Mineral water supply module {SUPPLYING MODULE FOR MINERAL WATER}

The present invention relates to a drinking water supplying apparatus, and more particularly, to a drinking water supplying apparatus capable of providing drinking water containing minerals.

Generally, a drinking water supply device is a device for supplying drinking water to a user. Such a drinking water supply device may be a stand-alone device, and it may be a part of a household appliance such as a refrigerator.

The drinking water supply device can not only supply the drinking water at normal temperature but also cool the drinking water flowing in the drinking water supply device using a cold water supply device including a refrigeration cycle or heat the drinking water with a heater, .

The drinking water may be raw water supplied from ground water or water, and raw water fed with water can be filtered by another filtering means. However, the drinking water described below is not limited to the kind of water mentioned in the meaning of drinking water.

Recently, the drinking water supply device is intended not only to provide the user with filtered purified water, cold water, or hot water, but also to provide a function number that meets various needs of the user. For example, a drinking water supply device with a mineral water supply module may be provided to provide the user with mineral water containing a predetermined amount of mineral.

Minerals are one of the five essential nutrients along with protein, fat, carbohydrates and vitamins. They are known to play an important role in biochemical (catalytic) action, bone and tooth composition in the human body.

In particular, trace elements such as calcium (Ca), potassium (K), magnesium (Mg), and sodium (Na) are sufficient, but they can be considered essential minerals for metabolism.
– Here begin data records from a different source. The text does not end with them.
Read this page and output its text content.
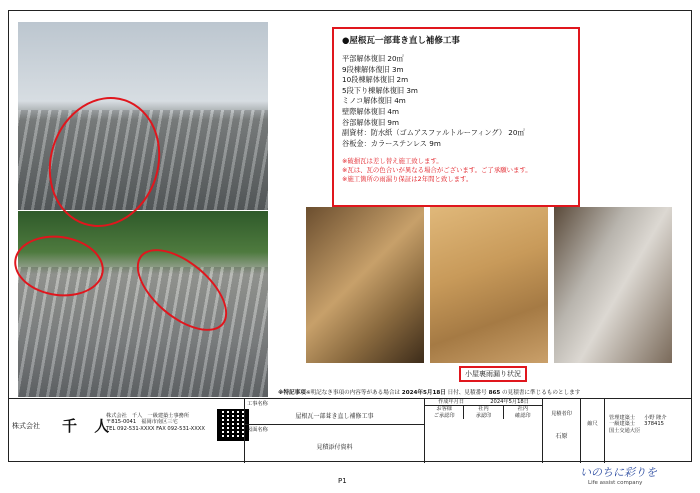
●屋根瓦一部葺き直し補修工事
平部解体復旧 20㎡
9段棟解体復旧 3m
10段棟解体復旧 2m
5段下り棟解体復旧 3m
ミノコ解体復旧 4m
壁際解体復旧 4m
谷部解体復旧 9m
副資材：防水紙（ゴムアスファルトルーフィング） 20㎡
谷板金：カラーステンレス 9m
※破損瓦は差し替え施工致します。
※瓦は、瓦の色合いが異なる場合がございます。ご了承願います。
※施工箇所の雨漏り保証は2年間と致します。
小屋裏雨漏り状況
※特記事項※明記なき事項の内容等がある場合は 2024年5月18日 日付、見積番号 865 の見積書に準じるものとします
株式会社 千 人
株式会社　千人　一級建築士事務所
〒815-0041　福岡市南区三宅
TEL 092-531-XXXX FAX 092-531-XXXX
工事名称
屋根瓦一部葺き直し補修工事
図面名称
見積添付資料
作成年月日	2024年5月18日
お客様
ご承認印
社内
承認印
社内
確認印	見積者印
石原
縮尺
管理建築士
一級建築士
国土交通大臣
小野 隆介
378415
P1
いのちに彩りを
Life assist company
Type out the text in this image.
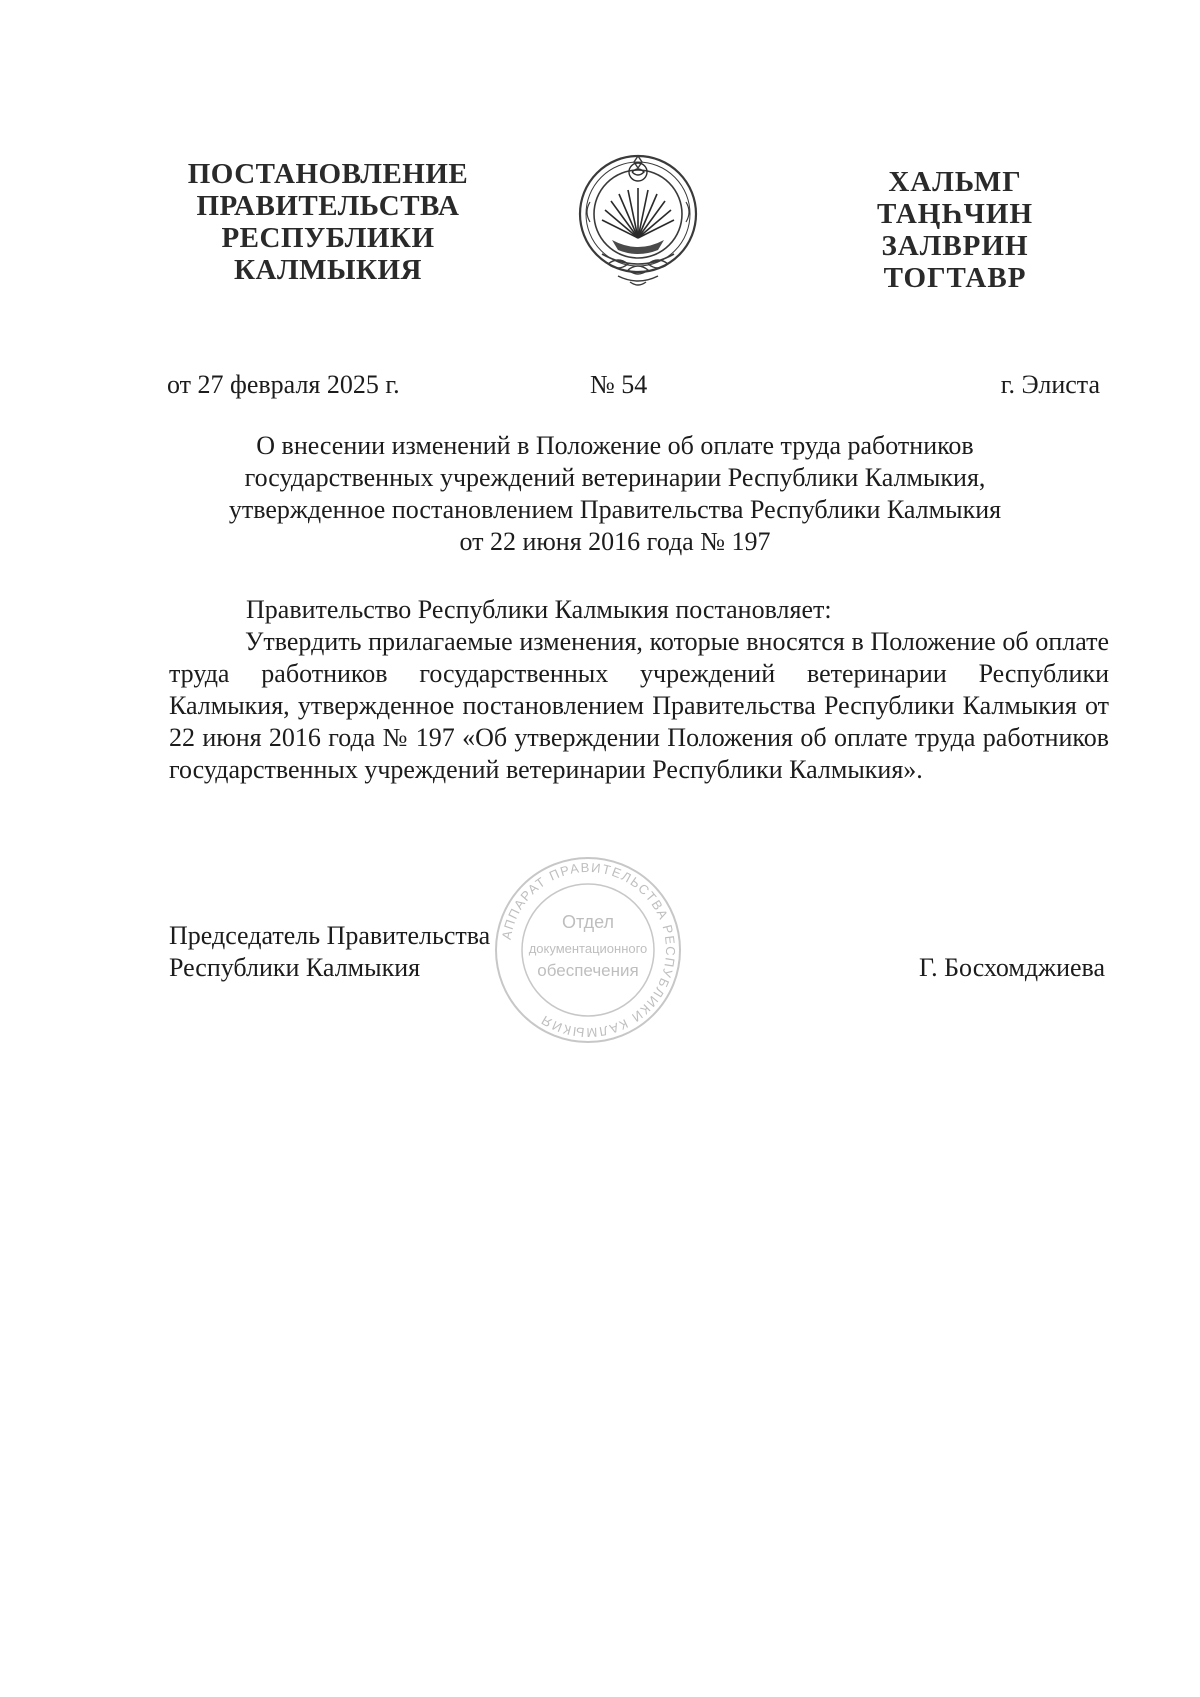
ПОСТАНОВЛЕНИЕ
ПРАВИТЕЛЬСТВА
РЕСПУБЛИКИ
КАЛМЫКИЯ
ХАЛЬМГ
ТАҢҺЧИН
ЗАЛВРИН
ТОГТАВР
от 27 февраля 2025 г.	№ 54	г. Элиста
О внесении изменений в Положение об оплате труда работников
государственных учреждений ветеринарии Республики Калмыкия,
утвержденное постановлением Правительства Республики Калмыкия
от 22 июня 2016 года № 197
Правительство Республики Калмыкия постановляет:
Утвердить прилагаемые изменения, которые вносятся в Положение об оплате труда работников государственных учреждений ветеринарии Республики Калмыкия, утвержденное постановлением Правительства Республики Калмыкия от 22 июня 2016 года № 197 «Об утверждении Положения об оплате труда работников государственных учреждений ветеринарии Республики Калмыкия».
АППАРАТ ПРАВИТЕЛЬСТВА РЕСПУБЛИКИ КАЛМЫКИЯ
Отдел
документационного
обеспечения
Председатель Правительства
Республики Калмыкия	Г. Босхомджиева
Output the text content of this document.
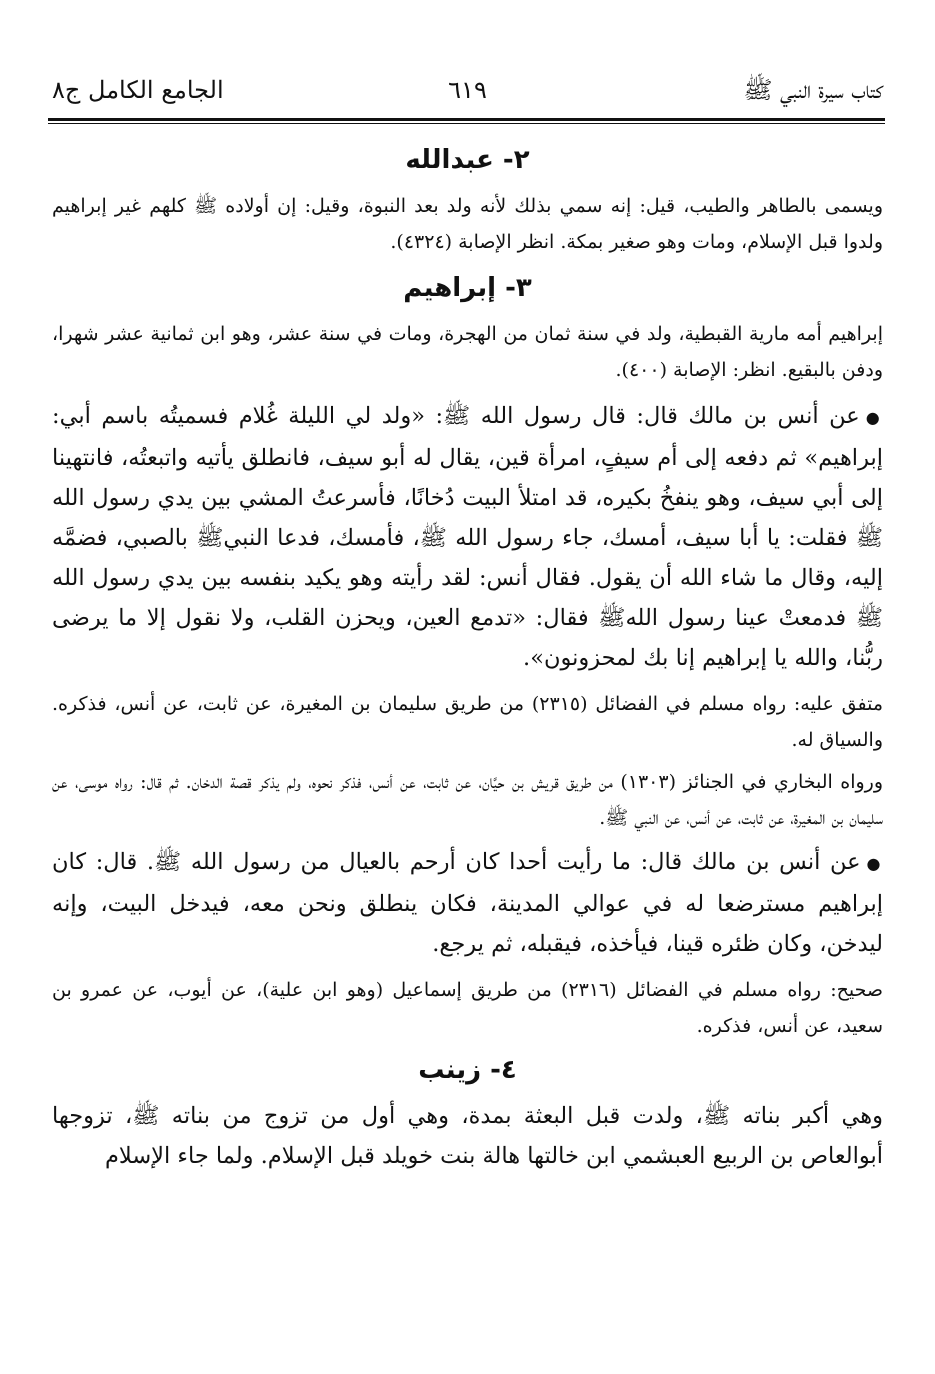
كتاب سيرة النبي ﷺ
٦١٩
الجامع الكامل ج٨
٢- عبدالله

ويسمى بالطاهر والطيب، قيل: إنه سمي بذلك لأنه ولد بعد النبوة، وقيل: إن أولاده ﷺ كلهم غير إبراهيم ولدوا قبل الإسلام، ومات وهو صغير بمكة. انظر الإصابة (٤٣٢٤).

٣- إبراهيم

إبراهيم أمه مارية القبطية، ولد في سنة ثمان من الهجرة، ومات في سنة عشر، وهو ابن ثمانية عشر شهرا، ودفن بالبقيع. انظر: الإصابة (٤٠٠).

●عن أنس بن مالك قال: قال رسول الله ﷺ: «ولد لي الليلة غُلام فسميتُه باسم أبي: إبراهيم» ثم دفعه إلى أم سيفٍ، امرأة قين، يقال له أبو سيف، فانطلق يأتيه واتبعتُه، فانتهينا إلى أبي سيف، وهو ينفخُ بكيره، قد امتلأ البيت دُخانًا، فأسرعتُ المشي بين يدي رسول الله ﷺ فقلت: يا أبا سيف، أمسك، جاء رسول الله ﷺ، فأمسك، فدعا النبيﷺ بالصبي، فضمَّه إليه، وقال ما شاء الله أن يقول. فقال أنس: لقد رأيته وهو يكيد بنفسه بين يدي رسول الله ﷺ فدمعتْ عينا رسول اللهﷺ فقال: «تدمع العين، ويحزن القلب، ولا نقول إلا ما يرضى ربُّنا، والله يا إبراهيم إنا بك لمحزونون».

متفق عليه: رواه مسلم في الفضائل (٢٣١٥) من طريق سليمان بن المغيرة، عن ثابت، عن أنس، فذكره. والسياق له.

ورواه البخاري في الجنائز (١٣٠٣) من طريق قريش بن حيَّان، عن ثابت، عن أنس، فذكر نحوه، ولم يذكر قصة الدخان. ثم قال: رواه موسى، عن سليمان بن المغيرة، عن ثابت، عن أنس، عن النبي ﷺ.

●عن أنس بن مالك قال: ما رأيت أحدا كان أرحم بالعيال من رسول الله ﷺ. قال: كان إبراهيم مسترضعا له في عوالي المدينة، فكان ينطلق ونحن معه، فيدخل البيت، وإنه ليدخن، وكان ظئره قينا، فيأخذه، فيقبله، ثم يرجع.

صحيح: رواه مسلم في الفضائل (٢٣١٦) من طريق إسماعيل (وهو ابن علية)، عن أيوب، عن عمرو بن سعيد، عن أنس، فذكره.

٤- زينب

وهي أكبر بناته ﷺ، ولدت قبل البعثة بمدة، وهي أول من تزوج من بناته ﷺ، تزوجها أبوالعاص بن الربيع العبشمي ابن خالتها هالة بنت خويلد قبل الإسلام. ولما جاء الإسلام
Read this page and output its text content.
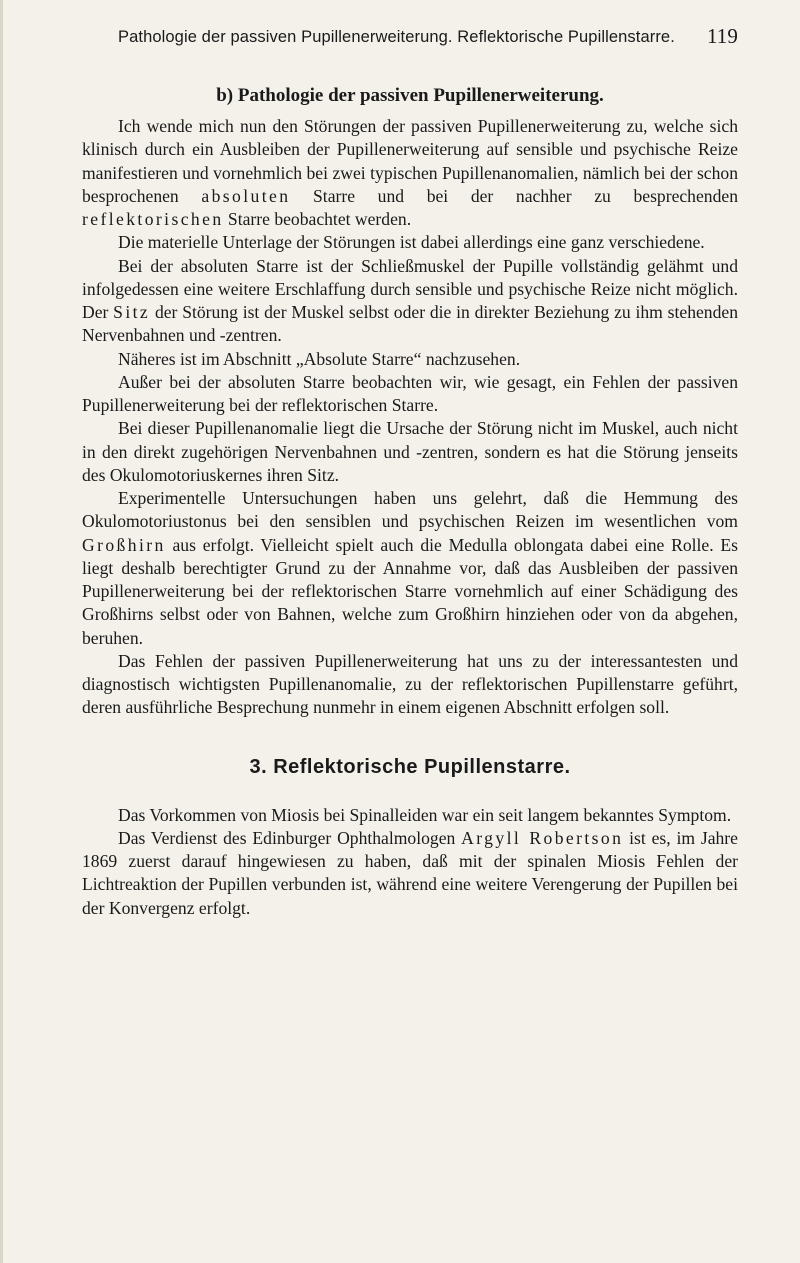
Pathologie der passiven Pupillenerweiterung. Reflektorische Pupillenstarre. 119
b) Pathologie der passiven Pupillenerweiterung.

Ich wende mich nun den Störungen der passiven Pupillenerweiterung zu, welche sich klinisch durch ein Ausbleiben der Pupillenerweiterung auf sensible und psychische Reize manifestieren und vornehmlich bei zwei typischen Pupillenanomalien, nämlich bei der schon besprochenen absoluten Starre und bei der nachher zu besprechenden reflektorischen Starre beobachtet werden.

Die materielle Unterlage der Störungen ist dabei allerdings eine ganz verschiedene.

Bei der absoluten Starre ist der Schließmuskel der Pupille vollständig gelähmt und infolgedessen eine weitere Erschlaffung durch sensible und psychische Reize nicht möglich. Der Sitz der Störung ist der Muskel selbst oder die in direkter Beziehung zu ihm stehenden Nervenbahnen und -zentren.

Näheres ist im Abschnitt „Absolute Starre“ nachzusehen.

Außer bei der absoluten Starre beobachten wir, wie gesagt, ein Fehlen der passiven Pupillenerweiterung bei der reflektorischen Starre.

Bei dieser Pupillenanomalie liegt die Ursache der Störung nicht im Muskel, auch nicht in den direkt zugehörigen Nervenbahnen und -zentren, sondern es hat die Störung jenseits des Okulomotoriuskernes ihren Sitz.

Experimentelle Untersuchungen haben uns gelehrt, daß die Hemmung des Okulomotoriustonus bei den sensiblen und psychischen Reizen im wesentlichen vom Großhirn aus erfolgt. Vielleicht spielt auch die Medulla oblongata dabei eine Rolle. Es liegt deshalb berechtigter Grund zu der Annahme vor, daß das Ausbleiben der passiven Pupillenerweiterung bei der reflektorischen Starre vornehmlich auf einer Schädigung des Großhirns selbst oder von Bahnen, welche zum Großhirn hinziehen oder von da abgehen, beruhen.

Das Fehlen der passiven Pupillenerweiterung hat uns zu der interessantesten und diagnostisch wichtigsten Pupillenanomalie, zu der reflektorischen Pupillenstarre geführt, deren ausführliche Besprechung nunmehr in einem eigenen Abschnitt erfolgen soll.

3. Reflektorische Pupillenstarre.

Das Vorkommen von Miosis bei Spinalleiden war ein seit langem bekanntes Symptom.

Das Verdienst des Edinburger Ophthalmologen Argyll Robertson ist es, im Jahre 1869 zuerst darauf hingewiesen zu haben, daß mit der spinalen Miosis Fehlen der Lichtreaktion der Pupillen verbunden ist, während eine weitere Verengerung der Pupillen bei der Konvergenz erfolgt.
Mineral water containing these minerals can play a supporting role in promoting health such as discharging waste accumulated in the body and promoting digestion.

If a certain amount of minerals are contained in the drinking water, the user can feel an improved water taste in drinking.

In order to produce such mineral water, an electrolytic apparatus, a mineral filter, or a device for directly supplying concentrated minerals to purified water may be applied to the drinking water supply apparatus.

In the case of a device for directly supplying concentrated minerals to the purified water in the above-mentioned mineral water supply module, it can be realized in a compact size as compared with other devices.

For example, the mineral water supply module for directly supplying the concentrated minerals may be configured to supply the minerals discharged from the mineral cartridge containing the mineral concentrate to the outflow pipe through the mineral supply pipe.

However, in the conventional mineral water supply module, the mineral supply amount can be easily changed by the pressure of the pump that presses the mineral supply pipe by forming the mineral supply pipe with the same inner diameter as the outflow pipe.

That is, there is a problem that the concentration of minerals contained in the mineral water coming out due to the variation of the extraction amount of the minerals is large. As a result, there is a problem that the water taste of the mineral water changes every time the user drinks.

To solve this problem, a flow rate regulator such as an orifice may be used. However, since the amount of minerals required to produce mineral water is very small, there is a problem that it is difficult to produce a flow control unit for discharging minerals at a minute flow rate.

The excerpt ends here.